"Il y a des artistes sur lesquels on a plus envie d'écrire que d'écouter la musique. Young Thug, en ce qui me concerne, rentrait jusqu'ici parfaitement dans cette catégorie. Mais cette fois, avec son "album chanté", il faut que je me rende à l'évidence : je ne sais absolument plus quoi faire de ce mec. Pire, je pense que je serai désormais incapable de parler de musique lorsqu'on m'évoquera le cas Thugger. Incapable de savoir ce qu'il apporte ou aura apporté "au rap game", incapable d'émettre la moindre opinion quant au fait de savoir si, effectivement, "Tupac n'aurait pas porté de robe, lui," incapable de savoir pourquoi j'ai plus envie d'écouter à l'instant présent n'importe quelle mixtape pétée de Future que "Relationship", incapable aussi de savoir si je ne commence tout simplement pas à devenir vieux et usé. Désormais, il n'y a absolument plus rien qui ne me rebute, ne m'agace, ne m'excite dans la musique de Young Thug. Je crois même que c'est la seule musique au monde, là tout de suite, qui me rende totalement démissionnaire. Je n'arrive même pas à savoir si c'est grave."
Marc-Aurèle Baly
"En général, j'ai une affection toute particulière pour les projets mal fagotés qui sonnent comme une mauvaise idée survenue sous substances et qui donnent l'impression à son auteur que c'en est une bonne. Ça peut être tourner un remake plan par plan de Psychose d'Hitchcock ou laisser Lil Yachty penser que le violoncelle est un instrument à vent. Beautiful Thugger Girls ressemble un peu à ça : un truc casse gueule qu'on laisse passer à Young Thug parce qu'il est un peu trop big (et high) pour que quiconque ose lui dire non. Au final, son album chanté sonne exactement comme le juste milieu entre Wyclef Jean et Grizzly Bear produit par The-Dream. On ne va pas s'embêter à parler de bon ou mauvais goût ici. Un peu comme la garde robe de Thugger, c'est n'importe quoi et ça ressemble à ce que pourrait vomir un perroquet qui aurait consommé trop de curaçao. Mais étonnamment ça marche (pour peu que mettre des débardeurs et manger de la pizza hawaïenne ne vous effraie pas trop).

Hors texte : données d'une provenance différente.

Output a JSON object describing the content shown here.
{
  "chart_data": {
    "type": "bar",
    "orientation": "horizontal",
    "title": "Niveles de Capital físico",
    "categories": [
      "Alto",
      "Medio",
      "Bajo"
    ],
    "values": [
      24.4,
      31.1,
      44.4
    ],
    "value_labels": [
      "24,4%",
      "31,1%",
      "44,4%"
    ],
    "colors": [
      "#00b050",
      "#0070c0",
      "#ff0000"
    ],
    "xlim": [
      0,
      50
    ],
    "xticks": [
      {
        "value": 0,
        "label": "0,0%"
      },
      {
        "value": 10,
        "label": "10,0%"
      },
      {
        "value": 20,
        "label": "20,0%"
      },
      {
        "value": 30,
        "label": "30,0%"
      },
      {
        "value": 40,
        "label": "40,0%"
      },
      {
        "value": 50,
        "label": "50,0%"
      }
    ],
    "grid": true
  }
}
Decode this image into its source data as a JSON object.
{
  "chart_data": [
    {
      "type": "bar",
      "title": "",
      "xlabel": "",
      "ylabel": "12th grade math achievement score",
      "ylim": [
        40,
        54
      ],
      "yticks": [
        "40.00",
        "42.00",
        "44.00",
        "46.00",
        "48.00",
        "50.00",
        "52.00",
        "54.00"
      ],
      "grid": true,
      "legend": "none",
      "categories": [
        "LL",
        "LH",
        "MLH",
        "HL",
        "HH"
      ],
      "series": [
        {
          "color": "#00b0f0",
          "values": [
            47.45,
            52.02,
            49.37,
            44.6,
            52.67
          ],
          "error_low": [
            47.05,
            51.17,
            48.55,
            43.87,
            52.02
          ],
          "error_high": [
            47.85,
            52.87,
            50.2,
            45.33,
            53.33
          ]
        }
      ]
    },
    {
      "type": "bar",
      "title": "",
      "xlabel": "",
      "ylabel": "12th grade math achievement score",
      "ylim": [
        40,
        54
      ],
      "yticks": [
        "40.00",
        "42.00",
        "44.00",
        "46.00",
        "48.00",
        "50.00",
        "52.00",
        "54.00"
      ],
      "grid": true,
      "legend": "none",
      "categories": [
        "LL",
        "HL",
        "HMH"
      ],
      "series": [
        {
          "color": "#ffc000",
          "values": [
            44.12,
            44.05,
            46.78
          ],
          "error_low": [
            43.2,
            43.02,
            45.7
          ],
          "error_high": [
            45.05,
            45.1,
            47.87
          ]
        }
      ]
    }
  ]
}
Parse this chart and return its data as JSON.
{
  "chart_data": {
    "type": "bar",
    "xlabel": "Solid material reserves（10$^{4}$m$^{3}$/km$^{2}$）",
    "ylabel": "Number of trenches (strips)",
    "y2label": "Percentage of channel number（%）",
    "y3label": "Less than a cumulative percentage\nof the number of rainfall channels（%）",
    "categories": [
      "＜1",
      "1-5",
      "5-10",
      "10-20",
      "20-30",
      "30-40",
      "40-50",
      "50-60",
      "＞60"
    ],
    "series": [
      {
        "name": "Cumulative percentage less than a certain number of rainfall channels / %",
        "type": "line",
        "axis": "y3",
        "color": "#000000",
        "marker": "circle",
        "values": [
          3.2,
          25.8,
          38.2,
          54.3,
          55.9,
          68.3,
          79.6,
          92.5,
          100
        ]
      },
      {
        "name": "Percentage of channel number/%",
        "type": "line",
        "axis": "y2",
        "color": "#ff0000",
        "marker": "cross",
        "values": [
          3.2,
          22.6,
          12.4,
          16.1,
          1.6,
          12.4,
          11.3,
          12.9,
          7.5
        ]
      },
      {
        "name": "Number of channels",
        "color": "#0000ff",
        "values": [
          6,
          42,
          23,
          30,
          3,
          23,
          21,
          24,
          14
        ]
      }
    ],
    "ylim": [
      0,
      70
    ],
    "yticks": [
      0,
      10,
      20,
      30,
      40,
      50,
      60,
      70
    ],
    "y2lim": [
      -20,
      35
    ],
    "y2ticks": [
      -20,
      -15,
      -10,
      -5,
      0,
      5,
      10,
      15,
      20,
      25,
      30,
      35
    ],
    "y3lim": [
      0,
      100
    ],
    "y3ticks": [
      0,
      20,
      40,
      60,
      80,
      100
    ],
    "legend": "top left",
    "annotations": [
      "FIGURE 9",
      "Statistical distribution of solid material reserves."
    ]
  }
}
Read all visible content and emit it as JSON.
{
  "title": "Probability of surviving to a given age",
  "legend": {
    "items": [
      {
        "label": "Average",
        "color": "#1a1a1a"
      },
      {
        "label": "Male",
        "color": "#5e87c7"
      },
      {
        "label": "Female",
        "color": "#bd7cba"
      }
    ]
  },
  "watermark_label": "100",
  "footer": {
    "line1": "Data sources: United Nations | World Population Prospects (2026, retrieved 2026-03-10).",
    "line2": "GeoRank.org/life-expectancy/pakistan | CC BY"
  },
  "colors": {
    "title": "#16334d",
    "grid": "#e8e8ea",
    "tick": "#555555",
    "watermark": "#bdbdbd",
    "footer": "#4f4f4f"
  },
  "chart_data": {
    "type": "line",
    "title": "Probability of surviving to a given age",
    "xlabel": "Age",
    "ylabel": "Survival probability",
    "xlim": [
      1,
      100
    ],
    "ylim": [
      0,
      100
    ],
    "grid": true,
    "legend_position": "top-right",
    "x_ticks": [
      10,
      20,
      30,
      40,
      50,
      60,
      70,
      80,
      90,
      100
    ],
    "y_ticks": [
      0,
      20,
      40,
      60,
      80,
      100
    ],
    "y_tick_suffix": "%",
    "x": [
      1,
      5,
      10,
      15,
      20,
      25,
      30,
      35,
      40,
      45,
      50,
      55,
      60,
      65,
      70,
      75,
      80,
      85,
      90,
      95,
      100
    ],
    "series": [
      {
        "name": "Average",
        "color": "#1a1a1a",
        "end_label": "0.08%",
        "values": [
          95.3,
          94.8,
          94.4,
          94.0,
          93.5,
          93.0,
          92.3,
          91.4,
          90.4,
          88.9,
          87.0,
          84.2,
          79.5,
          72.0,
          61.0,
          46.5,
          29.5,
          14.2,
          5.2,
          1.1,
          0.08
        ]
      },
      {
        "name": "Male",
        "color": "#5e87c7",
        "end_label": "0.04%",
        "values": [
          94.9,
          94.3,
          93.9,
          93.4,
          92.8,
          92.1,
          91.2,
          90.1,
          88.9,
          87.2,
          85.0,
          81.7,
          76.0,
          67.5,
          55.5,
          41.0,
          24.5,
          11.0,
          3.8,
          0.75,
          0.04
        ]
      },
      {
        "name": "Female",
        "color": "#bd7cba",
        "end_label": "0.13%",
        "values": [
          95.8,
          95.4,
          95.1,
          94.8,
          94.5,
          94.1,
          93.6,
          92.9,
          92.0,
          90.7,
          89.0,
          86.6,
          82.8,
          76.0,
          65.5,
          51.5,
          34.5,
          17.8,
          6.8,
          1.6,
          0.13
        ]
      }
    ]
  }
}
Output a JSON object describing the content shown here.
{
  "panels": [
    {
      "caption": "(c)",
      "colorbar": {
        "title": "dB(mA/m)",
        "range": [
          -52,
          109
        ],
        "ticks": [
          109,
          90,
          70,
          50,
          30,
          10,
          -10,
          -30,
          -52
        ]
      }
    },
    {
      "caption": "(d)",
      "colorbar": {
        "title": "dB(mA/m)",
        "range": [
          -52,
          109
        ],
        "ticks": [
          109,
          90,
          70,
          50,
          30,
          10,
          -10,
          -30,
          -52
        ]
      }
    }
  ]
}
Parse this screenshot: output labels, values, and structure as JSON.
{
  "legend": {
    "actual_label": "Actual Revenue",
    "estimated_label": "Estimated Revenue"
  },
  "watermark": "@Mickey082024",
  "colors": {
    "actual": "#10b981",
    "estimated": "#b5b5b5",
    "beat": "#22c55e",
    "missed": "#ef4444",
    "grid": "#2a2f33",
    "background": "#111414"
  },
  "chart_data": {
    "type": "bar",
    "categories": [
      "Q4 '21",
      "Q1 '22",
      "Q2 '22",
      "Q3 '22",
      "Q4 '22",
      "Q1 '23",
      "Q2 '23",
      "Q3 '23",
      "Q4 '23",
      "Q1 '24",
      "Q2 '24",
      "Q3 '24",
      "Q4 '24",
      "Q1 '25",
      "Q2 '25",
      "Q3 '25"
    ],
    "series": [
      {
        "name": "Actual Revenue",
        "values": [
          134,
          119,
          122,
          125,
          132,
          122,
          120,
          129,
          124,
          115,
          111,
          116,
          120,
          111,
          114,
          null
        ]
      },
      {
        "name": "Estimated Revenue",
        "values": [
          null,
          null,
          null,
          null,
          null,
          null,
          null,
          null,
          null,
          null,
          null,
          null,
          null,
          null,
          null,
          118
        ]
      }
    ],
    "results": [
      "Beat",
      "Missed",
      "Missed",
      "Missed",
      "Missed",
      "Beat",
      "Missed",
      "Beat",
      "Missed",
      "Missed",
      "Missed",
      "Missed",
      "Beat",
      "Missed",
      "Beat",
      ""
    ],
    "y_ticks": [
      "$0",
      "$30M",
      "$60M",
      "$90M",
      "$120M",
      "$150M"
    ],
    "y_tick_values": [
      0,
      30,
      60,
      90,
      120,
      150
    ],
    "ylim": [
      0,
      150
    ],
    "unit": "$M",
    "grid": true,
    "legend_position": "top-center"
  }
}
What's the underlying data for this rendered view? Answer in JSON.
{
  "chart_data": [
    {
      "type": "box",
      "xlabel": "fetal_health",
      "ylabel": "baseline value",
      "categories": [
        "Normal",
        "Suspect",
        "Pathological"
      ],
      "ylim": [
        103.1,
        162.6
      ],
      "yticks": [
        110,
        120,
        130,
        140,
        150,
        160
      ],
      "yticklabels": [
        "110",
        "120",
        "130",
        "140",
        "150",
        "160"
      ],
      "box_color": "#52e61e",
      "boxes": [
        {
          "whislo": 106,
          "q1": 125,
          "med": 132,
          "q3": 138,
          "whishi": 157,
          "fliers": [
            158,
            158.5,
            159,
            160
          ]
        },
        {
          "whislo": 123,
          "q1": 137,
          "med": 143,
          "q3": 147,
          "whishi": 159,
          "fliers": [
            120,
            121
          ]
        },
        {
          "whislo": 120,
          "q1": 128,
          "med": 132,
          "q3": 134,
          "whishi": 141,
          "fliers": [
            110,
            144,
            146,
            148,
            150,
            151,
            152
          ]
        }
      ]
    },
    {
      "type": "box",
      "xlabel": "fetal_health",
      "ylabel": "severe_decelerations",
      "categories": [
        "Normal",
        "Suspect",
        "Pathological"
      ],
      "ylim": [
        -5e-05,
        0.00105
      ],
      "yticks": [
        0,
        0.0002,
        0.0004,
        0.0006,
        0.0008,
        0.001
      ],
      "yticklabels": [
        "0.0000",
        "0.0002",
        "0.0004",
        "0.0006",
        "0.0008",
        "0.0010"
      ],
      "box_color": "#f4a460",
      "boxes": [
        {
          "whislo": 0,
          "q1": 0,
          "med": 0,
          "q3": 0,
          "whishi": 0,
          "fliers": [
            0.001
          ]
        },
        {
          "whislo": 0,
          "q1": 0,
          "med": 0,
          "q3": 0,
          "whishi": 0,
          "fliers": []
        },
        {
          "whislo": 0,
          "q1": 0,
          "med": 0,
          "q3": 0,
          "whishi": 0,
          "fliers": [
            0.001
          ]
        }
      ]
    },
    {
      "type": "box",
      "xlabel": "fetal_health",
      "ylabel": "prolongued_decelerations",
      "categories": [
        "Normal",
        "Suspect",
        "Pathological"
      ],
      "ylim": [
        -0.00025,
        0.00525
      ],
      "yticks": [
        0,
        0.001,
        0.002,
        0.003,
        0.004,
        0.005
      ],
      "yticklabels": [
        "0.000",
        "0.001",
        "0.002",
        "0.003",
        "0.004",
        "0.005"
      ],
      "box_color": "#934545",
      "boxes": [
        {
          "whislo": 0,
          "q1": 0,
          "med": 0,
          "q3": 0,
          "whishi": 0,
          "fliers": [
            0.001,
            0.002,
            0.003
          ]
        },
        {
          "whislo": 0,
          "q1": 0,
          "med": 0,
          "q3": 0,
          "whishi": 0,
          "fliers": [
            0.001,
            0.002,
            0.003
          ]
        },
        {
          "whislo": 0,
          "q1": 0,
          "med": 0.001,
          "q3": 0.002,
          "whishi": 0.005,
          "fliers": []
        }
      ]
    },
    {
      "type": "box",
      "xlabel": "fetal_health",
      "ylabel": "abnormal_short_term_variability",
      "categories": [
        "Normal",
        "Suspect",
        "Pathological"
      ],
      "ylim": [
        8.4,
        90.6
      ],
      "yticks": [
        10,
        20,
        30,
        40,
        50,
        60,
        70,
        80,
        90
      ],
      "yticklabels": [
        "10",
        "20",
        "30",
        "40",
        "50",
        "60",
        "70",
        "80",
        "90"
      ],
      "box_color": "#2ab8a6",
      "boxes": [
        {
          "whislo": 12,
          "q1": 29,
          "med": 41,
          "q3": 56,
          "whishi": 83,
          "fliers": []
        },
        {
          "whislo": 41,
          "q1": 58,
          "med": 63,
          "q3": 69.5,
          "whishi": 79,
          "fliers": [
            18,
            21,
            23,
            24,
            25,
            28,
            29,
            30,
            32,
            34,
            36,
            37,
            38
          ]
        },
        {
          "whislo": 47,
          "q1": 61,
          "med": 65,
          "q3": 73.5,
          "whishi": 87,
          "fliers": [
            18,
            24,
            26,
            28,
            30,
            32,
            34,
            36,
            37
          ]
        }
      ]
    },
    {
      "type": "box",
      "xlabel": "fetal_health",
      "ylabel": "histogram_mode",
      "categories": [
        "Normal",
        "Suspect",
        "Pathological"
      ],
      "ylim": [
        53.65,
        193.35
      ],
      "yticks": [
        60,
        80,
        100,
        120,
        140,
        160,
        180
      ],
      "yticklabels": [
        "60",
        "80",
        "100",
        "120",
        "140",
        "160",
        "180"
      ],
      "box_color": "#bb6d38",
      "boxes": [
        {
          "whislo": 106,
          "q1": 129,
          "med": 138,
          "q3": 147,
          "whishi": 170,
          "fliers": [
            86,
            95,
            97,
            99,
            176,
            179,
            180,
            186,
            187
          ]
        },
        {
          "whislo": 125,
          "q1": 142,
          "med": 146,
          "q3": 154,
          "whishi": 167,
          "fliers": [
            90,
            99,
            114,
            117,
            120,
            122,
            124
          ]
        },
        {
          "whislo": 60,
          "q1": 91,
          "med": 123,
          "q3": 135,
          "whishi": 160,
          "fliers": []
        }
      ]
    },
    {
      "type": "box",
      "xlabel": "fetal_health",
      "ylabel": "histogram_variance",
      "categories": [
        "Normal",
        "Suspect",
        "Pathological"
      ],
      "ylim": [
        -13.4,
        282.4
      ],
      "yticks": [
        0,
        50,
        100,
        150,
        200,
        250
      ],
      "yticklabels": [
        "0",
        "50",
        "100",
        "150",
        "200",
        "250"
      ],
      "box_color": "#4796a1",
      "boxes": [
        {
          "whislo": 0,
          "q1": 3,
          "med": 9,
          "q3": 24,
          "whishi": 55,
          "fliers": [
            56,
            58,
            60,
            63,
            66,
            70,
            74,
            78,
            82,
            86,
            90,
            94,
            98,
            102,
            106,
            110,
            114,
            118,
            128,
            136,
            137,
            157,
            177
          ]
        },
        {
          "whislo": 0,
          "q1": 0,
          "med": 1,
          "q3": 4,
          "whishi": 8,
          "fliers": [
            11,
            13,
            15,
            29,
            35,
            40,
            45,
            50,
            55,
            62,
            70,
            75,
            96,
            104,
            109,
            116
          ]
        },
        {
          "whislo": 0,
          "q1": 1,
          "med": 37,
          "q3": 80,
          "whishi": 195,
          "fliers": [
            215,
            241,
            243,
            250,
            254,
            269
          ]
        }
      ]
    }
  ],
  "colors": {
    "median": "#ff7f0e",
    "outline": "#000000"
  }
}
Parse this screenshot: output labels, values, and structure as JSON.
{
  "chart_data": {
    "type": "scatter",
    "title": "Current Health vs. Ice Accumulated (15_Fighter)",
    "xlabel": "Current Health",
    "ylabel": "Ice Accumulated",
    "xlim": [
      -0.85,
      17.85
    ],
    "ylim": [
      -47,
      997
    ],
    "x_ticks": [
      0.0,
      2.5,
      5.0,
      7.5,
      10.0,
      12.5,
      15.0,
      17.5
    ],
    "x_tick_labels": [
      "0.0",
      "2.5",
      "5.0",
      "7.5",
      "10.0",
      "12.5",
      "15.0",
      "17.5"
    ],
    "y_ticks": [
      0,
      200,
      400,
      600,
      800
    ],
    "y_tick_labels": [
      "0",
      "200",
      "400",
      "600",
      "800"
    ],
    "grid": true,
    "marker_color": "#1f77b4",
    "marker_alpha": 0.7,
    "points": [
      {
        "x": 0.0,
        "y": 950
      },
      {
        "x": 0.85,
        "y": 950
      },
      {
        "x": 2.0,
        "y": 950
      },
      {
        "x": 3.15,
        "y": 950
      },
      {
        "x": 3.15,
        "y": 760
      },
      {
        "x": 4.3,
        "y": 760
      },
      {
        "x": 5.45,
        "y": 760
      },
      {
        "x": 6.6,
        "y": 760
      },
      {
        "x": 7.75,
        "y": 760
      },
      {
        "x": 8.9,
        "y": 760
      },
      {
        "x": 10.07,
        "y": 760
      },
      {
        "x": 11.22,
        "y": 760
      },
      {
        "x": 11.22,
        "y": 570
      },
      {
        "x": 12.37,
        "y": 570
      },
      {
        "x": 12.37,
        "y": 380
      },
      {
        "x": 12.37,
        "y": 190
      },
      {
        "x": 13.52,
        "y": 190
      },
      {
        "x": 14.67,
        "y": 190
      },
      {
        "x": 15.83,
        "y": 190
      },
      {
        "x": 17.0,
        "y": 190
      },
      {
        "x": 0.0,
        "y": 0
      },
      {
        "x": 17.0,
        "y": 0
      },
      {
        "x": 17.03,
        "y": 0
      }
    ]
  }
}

Et je l'ai écouté au moins dix fois ce week-end."
Adrien Durand
"J'ai déjà trouvé mon album de country favori de 2017. Il a été co-produit par Drake, composé par London On Da Track, et conçu, imaginé et chanté par la seule personne au monde capable d'orchestrer un tel bordel : Young Thug. J'entends bien, Beautiful Thugger Girls n'est pas un disque country au sens traditionnel du terme - en dehors de mon morceau préféré du disque, "Family Don't Matter" qui coche quasi toutes les cases - mais j'y vois assez de marqueurs du genre, de l'accent sudiste trop prononcé à la ballade d'amour langoureuse pour sa douce, des thèmes abordées (famille, relation, trahison, filles faciles) à la couverture guitare folk en bandoulière pour le faire rentrer dans la grande famille qui relie Willie Nelson à Taylor Swift et Gram Parsons à Vince Gill (4 artistes que j'aime bien à différents degrés et pour différentes raisons). Alors est-ce un bon album ? Plutôt, mais avec une réserve : je regrette pas mal que Jeffery n'ait pas été au bout de son idée et qu'il ait fait des concessions en invitant Lil Durk, Snoop et Future et en n'obligeant pas London on Da Track à remplacer les beats de 808 de chaque morceau par des suites d'accords jouées en finger-picking, quitte à réserver les hululements streets sur prods minimales pour Slime Season 4. Partie remise pour le prochain."